The target is one of several set by Toyota, which also pledged to sell 1.5 million hybrid cars a year by 2020.
Toyota said it will increase the use of renewable energy and hydrogen-based production methods at its factories.
Separately it said it plans to sell more than 30,000 hydrogen fuel-cell vehicles around or shortly after 2020.
Unveiling new environmental targets Toyota confirmed that its new Prius hybrid would be a fifth more fuel-efficient than its predecessor as the car manufacturer hopes to boost flagging sales of the environmentally friendly model amid a slump in global oil prices.
Toyota said it planned to reduce average emissions from its cars by 90% by 2050 compared with 2010 levels.

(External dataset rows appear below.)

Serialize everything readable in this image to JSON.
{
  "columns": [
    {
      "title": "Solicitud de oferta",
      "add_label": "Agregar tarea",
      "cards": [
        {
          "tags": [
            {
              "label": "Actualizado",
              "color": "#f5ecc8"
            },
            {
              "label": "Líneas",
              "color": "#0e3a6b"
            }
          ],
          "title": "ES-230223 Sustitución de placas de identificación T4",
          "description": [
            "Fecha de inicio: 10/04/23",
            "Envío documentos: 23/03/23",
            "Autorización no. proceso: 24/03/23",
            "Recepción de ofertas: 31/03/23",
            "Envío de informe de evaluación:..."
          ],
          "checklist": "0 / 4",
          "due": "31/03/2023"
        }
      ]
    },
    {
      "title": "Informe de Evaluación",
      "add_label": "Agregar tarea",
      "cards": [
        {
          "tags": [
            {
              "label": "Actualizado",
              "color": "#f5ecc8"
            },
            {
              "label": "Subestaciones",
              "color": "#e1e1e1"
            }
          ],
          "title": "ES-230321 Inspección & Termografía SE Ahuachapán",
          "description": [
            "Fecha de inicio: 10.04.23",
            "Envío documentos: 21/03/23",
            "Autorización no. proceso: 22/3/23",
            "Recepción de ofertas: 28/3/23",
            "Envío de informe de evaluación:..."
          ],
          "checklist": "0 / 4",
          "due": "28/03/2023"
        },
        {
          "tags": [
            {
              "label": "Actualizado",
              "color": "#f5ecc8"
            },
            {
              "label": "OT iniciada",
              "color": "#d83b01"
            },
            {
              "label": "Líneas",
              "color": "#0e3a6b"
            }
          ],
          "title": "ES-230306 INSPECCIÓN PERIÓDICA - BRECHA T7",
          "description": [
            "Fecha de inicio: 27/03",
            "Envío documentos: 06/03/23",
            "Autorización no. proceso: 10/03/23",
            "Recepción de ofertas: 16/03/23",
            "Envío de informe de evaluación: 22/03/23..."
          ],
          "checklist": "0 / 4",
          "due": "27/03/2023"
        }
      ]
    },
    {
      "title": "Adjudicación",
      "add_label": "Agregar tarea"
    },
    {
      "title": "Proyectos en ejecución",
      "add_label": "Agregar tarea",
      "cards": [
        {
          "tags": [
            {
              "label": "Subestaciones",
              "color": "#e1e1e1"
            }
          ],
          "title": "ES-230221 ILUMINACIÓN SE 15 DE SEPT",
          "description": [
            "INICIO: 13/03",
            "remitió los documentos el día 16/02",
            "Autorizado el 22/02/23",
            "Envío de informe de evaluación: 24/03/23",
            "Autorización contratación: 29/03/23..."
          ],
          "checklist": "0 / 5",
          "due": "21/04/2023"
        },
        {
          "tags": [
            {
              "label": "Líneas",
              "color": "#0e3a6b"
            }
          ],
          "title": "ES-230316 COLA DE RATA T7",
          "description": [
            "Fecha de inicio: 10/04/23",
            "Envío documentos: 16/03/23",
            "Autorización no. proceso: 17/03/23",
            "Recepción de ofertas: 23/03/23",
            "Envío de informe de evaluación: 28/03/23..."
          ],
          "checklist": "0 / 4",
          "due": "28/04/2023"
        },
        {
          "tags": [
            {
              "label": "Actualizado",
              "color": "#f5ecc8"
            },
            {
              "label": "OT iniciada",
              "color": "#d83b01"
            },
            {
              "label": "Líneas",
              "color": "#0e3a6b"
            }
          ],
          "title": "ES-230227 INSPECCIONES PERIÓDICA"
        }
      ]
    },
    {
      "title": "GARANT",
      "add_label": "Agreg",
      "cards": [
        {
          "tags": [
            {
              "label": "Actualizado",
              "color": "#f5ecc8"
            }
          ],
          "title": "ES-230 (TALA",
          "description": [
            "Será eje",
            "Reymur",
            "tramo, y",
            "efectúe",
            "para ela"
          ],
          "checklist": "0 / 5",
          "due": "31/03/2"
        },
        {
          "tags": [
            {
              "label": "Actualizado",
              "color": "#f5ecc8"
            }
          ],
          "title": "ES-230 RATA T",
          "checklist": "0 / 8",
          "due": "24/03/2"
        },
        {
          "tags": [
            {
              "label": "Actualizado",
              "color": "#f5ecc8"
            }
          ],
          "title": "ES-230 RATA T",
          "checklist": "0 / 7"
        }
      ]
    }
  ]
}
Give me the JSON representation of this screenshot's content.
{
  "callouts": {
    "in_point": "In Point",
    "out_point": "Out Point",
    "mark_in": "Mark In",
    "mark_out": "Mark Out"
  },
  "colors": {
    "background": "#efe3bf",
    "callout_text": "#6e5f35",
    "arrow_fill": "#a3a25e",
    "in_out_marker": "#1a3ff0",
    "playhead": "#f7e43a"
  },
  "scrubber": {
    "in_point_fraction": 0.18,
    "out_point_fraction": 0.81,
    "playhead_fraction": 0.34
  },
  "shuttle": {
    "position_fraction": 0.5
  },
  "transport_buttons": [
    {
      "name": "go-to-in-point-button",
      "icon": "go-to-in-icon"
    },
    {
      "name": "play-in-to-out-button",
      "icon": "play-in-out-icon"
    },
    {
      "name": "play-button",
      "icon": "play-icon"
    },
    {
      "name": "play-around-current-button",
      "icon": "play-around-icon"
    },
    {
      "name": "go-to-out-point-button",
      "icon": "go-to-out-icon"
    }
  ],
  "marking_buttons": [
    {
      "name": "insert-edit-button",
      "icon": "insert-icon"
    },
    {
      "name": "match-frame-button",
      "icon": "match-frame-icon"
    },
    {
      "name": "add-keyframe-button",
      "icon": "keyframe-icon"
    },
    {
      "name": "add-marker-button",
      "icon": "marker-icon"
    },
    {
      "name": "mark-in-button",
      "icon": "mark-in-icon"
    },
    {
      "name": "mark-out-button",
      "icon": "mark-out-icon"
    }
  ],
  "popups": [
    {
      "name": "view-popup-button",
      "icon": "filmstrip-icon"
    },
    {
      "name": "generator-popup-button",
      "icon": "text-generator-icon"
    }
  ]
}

However, Toyota's plans did not include any commitment to manufacturing electric cars.
The strategy outlined earlier on Wednesday came as Volkswagen said it would cut investment at its biggest division by €1bn (£743m) a year from 2019 and increase development of electric vehicles.
The German company said on Tuesday it would speed up cost cutting at its VW division and put only the latest and "best environmental technology" in diesel vehicles.
Volkswagen is facing the biggest crisis in its 78-year history after admitting last month it installed software in diesel vehicles that could deceive US environmental regulators about the true level of their toxic emissions.